Debate continues in Roseboro between the town board and a member of the town’s cemetery committee over the board’s previous decision to place lights in the cemetery and members’ stance concerning graves with no permanent markers.
Dino Williams, a member of the Roseboro cemetery committee, came forward during Tuesday night’s town meeting, calling the board’s previous decision to light the cemetery “ridiculous.”
Williams asked the board if they had crunched the numbers to see how much the cemetery lights would cost.
“I figured it and two lights, the two poles and the electricity, is going to cost $259. 92 a year,” said Williams. “Who’s going to pay for that?”
“You’re going to pay Progress Energy,” continued Williams, claiming that the expense could lead to budget cuts.
Commissioner Alice Butler responded that the board was aware of the cost of the lights, adding that she had proof of their consideration in her notes.
“We didn’t go into this blind. We knew it was going to cost,” said Butler. “Everything [with the cemetery lights] has been put on hold for now anyway.”
When contacted later for follow up questions, town clerk Amanda Beatty explained that the reason for the hold is because the town board has not yet fully decided whether they are actually going to go through with lighting the cemetery or not.

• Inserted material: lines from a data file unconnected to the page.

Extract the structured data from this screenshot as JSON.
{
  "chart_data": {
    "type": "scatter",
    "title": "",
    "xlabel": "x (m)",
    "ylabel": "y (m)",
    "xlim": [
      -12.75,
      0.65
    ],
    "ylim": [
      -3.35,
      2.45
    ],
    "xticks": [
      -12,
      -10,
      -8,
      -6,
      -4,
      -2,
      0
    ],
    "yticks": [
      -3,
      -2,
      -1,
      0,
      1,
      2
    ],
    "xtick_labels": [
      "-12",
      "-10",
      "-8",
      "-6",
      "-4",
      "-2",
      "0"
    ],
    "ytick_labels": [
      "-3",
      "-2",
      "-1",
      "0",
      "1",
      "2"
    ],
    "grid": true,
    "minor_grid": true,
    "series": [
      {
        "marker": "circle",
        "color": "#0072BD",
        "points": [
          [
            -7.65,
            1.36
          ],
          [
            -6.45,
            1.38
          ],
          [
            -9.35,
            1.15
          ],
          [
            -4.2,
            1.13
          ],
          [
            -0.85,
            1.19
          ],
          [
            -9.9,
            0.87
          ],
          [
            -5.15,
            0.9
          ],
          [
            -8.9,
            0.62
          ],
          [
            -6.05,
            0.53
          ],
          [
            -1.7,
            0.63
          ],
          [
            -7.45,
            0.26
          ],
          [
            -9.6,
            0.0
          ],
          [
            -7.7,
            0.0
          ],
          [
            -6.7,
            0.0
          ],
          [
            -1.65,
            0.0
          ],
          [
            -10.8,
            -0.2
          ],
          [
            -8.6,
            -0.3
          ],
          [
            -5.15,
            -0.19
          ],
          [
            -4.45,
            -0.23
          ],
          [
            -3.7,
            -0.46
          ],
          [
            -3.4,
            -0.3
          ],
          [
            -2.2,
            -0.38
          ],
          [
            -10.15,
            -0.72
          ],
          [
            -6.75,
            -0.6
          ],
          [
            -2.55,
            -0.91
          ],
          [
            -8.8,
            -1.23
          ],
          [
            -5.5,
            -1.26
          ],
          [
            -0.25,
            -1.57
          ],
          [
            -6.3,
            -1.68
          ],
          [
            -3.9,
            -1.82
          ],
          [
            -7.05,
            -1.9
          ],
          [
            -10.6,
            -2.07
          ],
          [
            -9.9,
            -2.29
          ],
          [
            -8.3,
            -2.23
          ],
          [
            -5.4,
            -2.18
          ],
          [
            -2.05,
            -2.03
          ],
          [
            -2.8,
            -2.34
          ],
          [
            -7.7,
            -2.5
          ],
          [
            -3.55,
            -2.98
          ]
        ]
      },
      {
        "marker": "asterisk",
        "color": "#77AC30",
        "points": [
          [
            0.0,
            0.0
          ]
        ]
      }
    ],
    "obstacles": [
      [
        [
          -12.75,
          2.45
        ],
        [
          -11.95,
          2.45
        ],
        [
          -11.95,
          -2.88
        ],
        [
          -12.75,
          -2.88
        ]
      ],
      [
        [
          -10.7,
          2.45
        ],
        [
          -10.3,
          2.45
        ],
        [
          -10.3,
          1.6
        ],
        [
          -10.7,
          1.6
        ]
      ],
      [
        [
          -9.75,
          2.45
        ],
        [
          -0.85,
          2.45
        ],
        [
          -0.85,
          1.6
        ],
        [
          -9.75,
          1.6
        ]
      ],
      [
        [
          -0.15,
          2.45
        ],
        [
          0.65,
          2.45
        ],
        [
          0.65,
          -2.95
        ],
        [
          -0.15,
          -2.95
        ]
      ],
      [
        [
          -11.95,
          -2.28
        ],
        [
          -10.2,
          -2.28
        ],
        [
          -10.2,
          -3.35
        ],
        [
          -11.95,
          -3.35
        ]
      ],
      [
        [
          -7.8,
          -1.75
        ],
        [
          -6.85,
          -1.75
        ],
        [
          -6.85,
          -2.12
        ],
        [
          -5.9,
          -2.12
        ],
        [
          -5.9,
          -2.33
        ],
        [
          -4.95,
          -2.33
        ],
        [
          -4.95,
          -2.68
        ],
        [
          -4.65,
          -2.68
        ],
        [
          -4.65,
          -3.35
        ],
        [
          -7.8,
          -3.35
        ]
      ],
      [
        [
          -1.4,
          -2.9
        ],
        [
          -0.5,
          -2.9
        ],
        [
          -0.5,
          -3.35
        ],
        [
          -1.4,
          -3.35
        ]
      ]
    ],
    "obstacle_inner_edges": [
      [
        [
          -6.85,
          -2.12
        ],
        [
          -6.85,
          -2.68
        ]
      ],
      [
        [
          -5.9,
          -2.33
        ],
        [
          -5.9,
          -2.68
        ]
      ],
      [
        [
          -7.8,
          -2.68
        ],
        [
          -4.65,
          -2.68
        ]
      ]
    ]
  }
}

Even if members do decide in favor of the lights, the question of how many lights to place in the cemetery is still being discussed.
According to Williams, the move to place lights in the cemetery should be put on hold as there are other issues with the cemetery that are more important and need to be addressed first. “There are 10 graves out there [in the Snow Hill cemetery] that people don’t know who’s buried there.”
Williams shared that the metal grave markers placed on the graves do not last because those mowing the grass in the cemetery hit the markers with their lawn mowers, “flinging the markers into the field.”
“This has been going on for quite a while,” noted Williams, who has shared his concerns with the board during town meetings before.
After suggesting that the town deal with the problem by purchasing small, concrete markers and placing them flat in the ground, commissioner Butler responded, “But it’s not the town’s responsibility to put markers there; it’s the family’s responsibility.”
“Once the [grave] plot is sold, then it’s not the town’s anymore,” continued Butler.
Williams pointed out that some families cannot afford a headstone for a loved one’s grave.
Commissioner Anthony Bennett jumped in, saying that he understood where Williams was coming from but he also understood Butler’s point.
Bennett asked if Williams had figured the cost of placing permanent markers on the now unmarked graves.
Williams answered that he had talked with a man in Clinton who makes headstones and said that the permanent markers would probably cost around $10 a piece.
Although the board again brought up that the town was not responsible, Bennett, wanting to know a more definite price, asked Williams to “get us a price for the markers … we will take it all into consideration.”
During the exchange, Butler also encouraged Williams and the rest of the cemetery committee to work together. “There are three of you on the cemetery committee,” noted Butler, adding that until recently many of the town commissioners were not aware that there even was a cemetery committee. “You all need to come together as a committee and make a proposal to us.”